American officials are nervously examining whether the U.S. could face its own turmoil after the U.K. calamity, and no one knows what will happen next. But examining the recent past suggests one reason markets reacted so badly to Truss’ policy is that investors have not gotten used to the idea that the U.K. is now a country with permanently high debt, just like the U.S.

John Maynard Keynes taught us that deficits and debts are not necessarily bad. In America, both the left and the right have rediscovered this, at different times and in their own ways. In the 1980s, the extreme right in the U.S. argued that deficits don’t matter if the economy is growing faster than the cost of servicing the resultant debts — and they thought tax cuts would cause the economy to grow very fast. Ironically, the extreme left, in embracing “modern monetary theory,” now argues the same thing — that as long as we use borrowed money in ways that make the economy grow faster, we can finance the cost and not worry about borrowing too much. Of course, they identify different policies for making the economy grow, but the resultant casualness about deficits and debt is the same. Neither the British right, nor the British left, has fully gone through these intellectual revolutions.

There are some fundamental reasons for this divergence between the two countries, including the different role that the United States plays in the world economy, but the bottom line is that the U.S. has been able to maintain high debt for decades without frightening markets. This means that markets may not panic in the U.S. at the idea of incrementally higher deficits the next time an American president tries big tax cuts.

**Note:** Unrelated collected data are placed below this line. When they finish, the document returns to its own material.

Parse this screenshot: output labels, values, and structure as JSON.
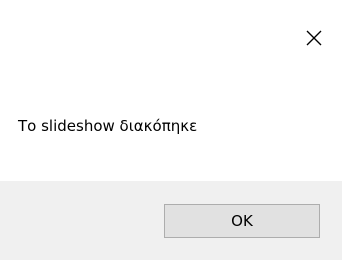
{
  "dialog": {
    "message": "Το slideshow διακόπηκε",
    "ok_label": "OK"
  },
  "icons": {
    "close": "close-icon"
  },
  "colors": {
    "background": "#ffffff",
    "footer": "#f0f0f0",
    "button_face": "#e1e1e1",
    "button_border": "#adadad",
    "text": "#000000"
  }
}
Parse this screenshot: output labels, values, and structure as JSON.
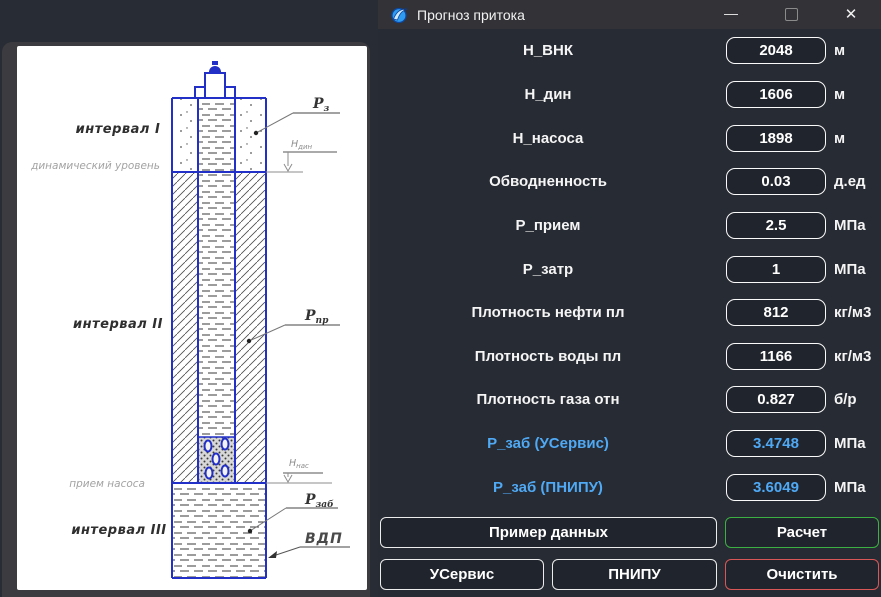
{
  "colors": {
    "accent_blue": "#4fa9f5",
    "button_green": "#3cb043",
    "button_red": "#d95757",
    "well_blue": "#2230c8"
  },
  "window": {
    "title": "Прогноз притока",
    "controls": {
      "minimize": "—",
      "close": "✕"
    }
  },
  "form": {
    "rows": [
      {
        "label": "Н_ВНК",
        "value": "2048",
        "unit": "м"
      },
      {
        "label": "Н_дин",
        "value": "1606",
        "unit": "м"
      },
      {
        "label": "Н_насоса",
        "value": "1898",
        "unit": "м"
      },
      {
        "label": "Обводненность",
        "value": "0.03",
        "unit": "д.ед"
      },
      {
        "label": "Р_прием",
        "value": "2.5",
        "unit": "МПа"
      },
      {
        "label": "Р_затр",
        "value": "1",
        "unit": "МПа"
      },
      {
        "label": "Плотность нефти пл",
        "value": "812",
        "unit": "кг/м3"
      },
      {
        "label": "Плотность воды пл",
        "value": "1166",
        "unit": "кг/м3"
      },
      {
        "label": "Плотность газа отн",
        "value": "0.827",
        "unit": "б/р"
      },
      {
        "label": "Р_заб (УСервис)",
        "value": "3.4748",
        "unit": "МПа"
      },
      {
        "label": "Р_заб (ПНИПУ)",
        "value": "3.6049",
        "unit": "МПа"
      }
    ]
  },
  "buttons": {
    "example": "Пример данных",
    "calc": "Расчет",
    "uservice": "УСервис",
    "pnipu": "ПНИПУ",
    "clear": "Очистить"
  },
  "diagram": {
    "interval1": "интервал I",
    "dyn_level": "динамический уровень",
    "interval2": "интервал II",
    "pump_intake": "прием насоса",
    "interval3": "интервал III",
    "p_annulus": {
      "main": "Р",
      "sub": "з"
    },
    "h_dyn": {
      "main": "Н",
      "sub": "дин"
    },
    "p_intake": {
      "main": "Р",
      "sub": "пр"
    },
    "h_pump": {
      "main": "Н",
      "sub": "нас"
    },
    "p_bottomhole": {
      "main": "Р",
      "sub": "заб"
    },
    "vdp": "ВДП"
  }
}
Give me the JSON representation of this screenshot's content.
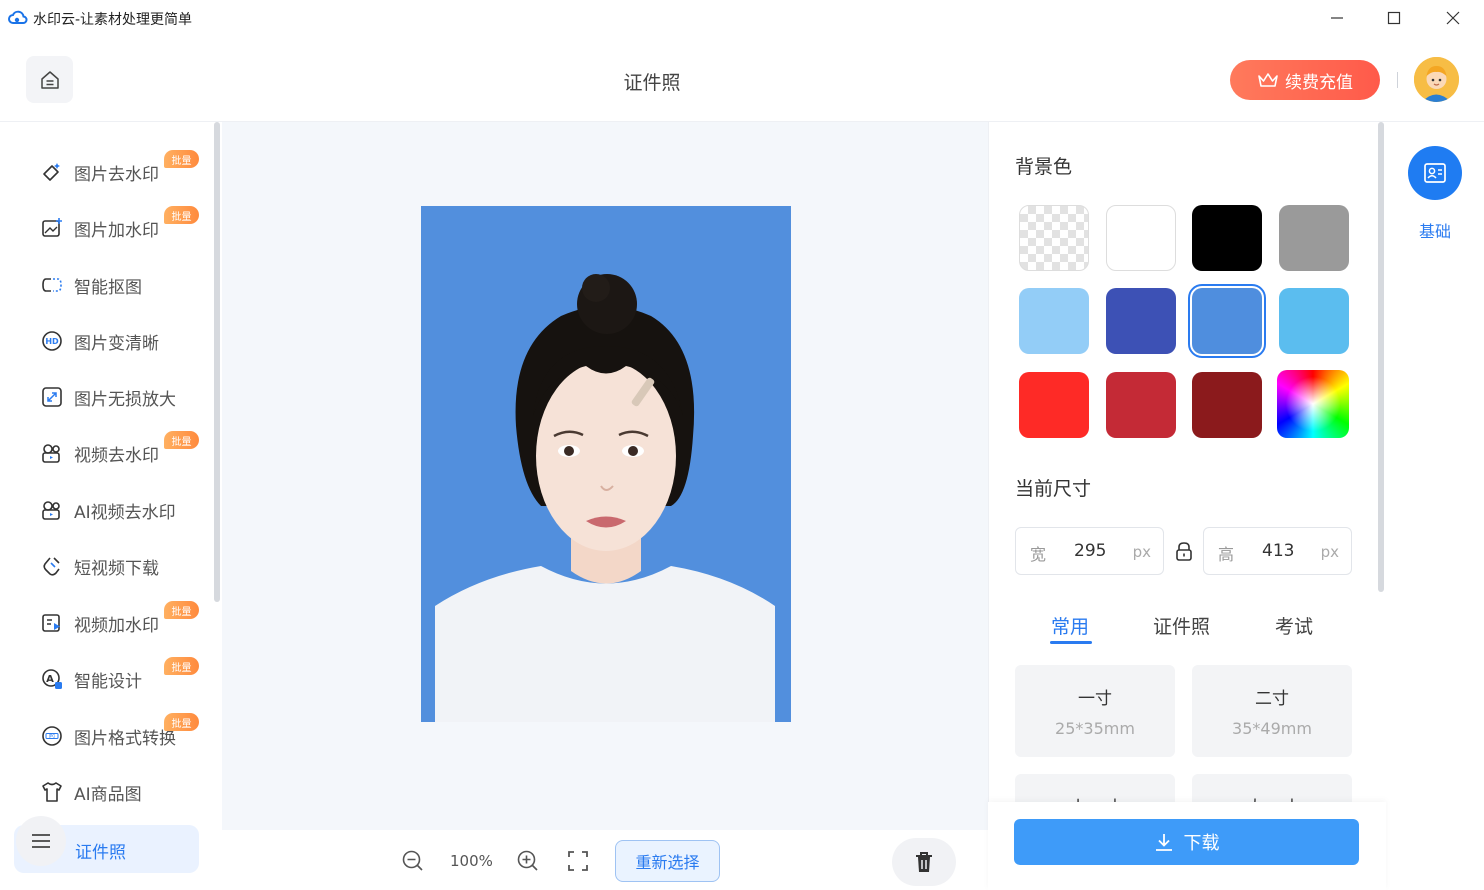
{
  "window": {
    "title": "水印云-让素材处理更简单"
  },
  "header": {
    "title": "证件照",
    "renew_label": "续费充值"
  },
  "sidebar": {
    "items": [
      {
        "label": "图片去水印",
        "badge": "批量",
        "icon": "eraser-icon"
      },
      {
        "label": "图片加水印",
        "badge": "批量",
        "icon": "image-add-icon"
      },
      {
        "label": "智能抠图",
        "badge": "",
        "icon": "cutout-icon"
      },
      {
        "label": "图片变清晰",
        "badge": "",
        "icon": "hd-icon"
      },
      {
        "label": "图片无损放大",
        "badge": "",
        "icon": "enlarge-icon"
      },
      {
        "label": "视频去水印",
        "badge": "批量",
        "icon": "video-eraser-icon"
      },
      {
        "label": "AI视频去水印",
        "badge": "",
        "icon": "ai-video-icon"
      },
      {
        "label": "短视频下载",
        "badge": "",
        "icon": "link-icon"
      },
      {
        "label": "视频加水印",
        "badge": "批量",
        "icon": "video-add-icon"
      },
      {
        "label": "智能设计",
        "badge": "批量",
        "icon": "design-icon"
      },
      {
        "label": "图片格式转换",
        "badge": "批量",
        "icon": "jpg-icon"
      },
      {
        "label": "AI商品图",
        "badge": "",
        "icon": "shirt-icon"
      }
    ],
    "active_label": "证件照"
  },
  "canvas": {
    "zoom": "100%",
    "reselect_label": "重新选择"
  },
  "panel": {
    "bg_title": "背景色",
    "colors": [
      "transparent",
      "#ffffff",
      "#000000",
      "#9a9a9a",
      "#93cdf7",
      "#3d51b5",
      "#4f8ede",
      "#5bbdef",
      "#fe2a26",
      "#c42a36",
      "#8b1a1c",
      "spectrum"
    ],
    "selected_color_index": 6,
    "size_title": "当前尺寸",
    "width_label": "宽",
    "width_value": "295",
    "height_label": "高",
    "height_value": "413",
    "unit": "px",
    "tabs": [
      "常用",
      "证件照",
      "考试"
    ],
    "active_tab": 0,
    "sizes": [
      {
        "name": "一寸",
        "dims": "25*35mm"
      },
      {
        "name": "二寸",
        "dims": "35*49mm"
      },
      {
        "name": "小一寸",
        "dims": ""
      },
      {
        "name": "大一寸",
        "dims": ""
      }
    ],
    "download_label": "下载"
  },
  "rail": {
    "label": "基础"
  }
}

All this said, the tax cut zombie was on its last legs in the U.S. even before all this happened. The GOP’s turn toward Trumpism has the party far more focused on waging culture war or simply suppressing the vote. Republican politicians aren’t really running on tax cuts anymore, because taxes have been cut to such an extent, especially for the poor and the middle classes, that tax cuts just aren’t as popular. So even before Truss’ downfall, the tax cut zombie was already almost dead.

But of course, that’s what the protagonists in the movie always think.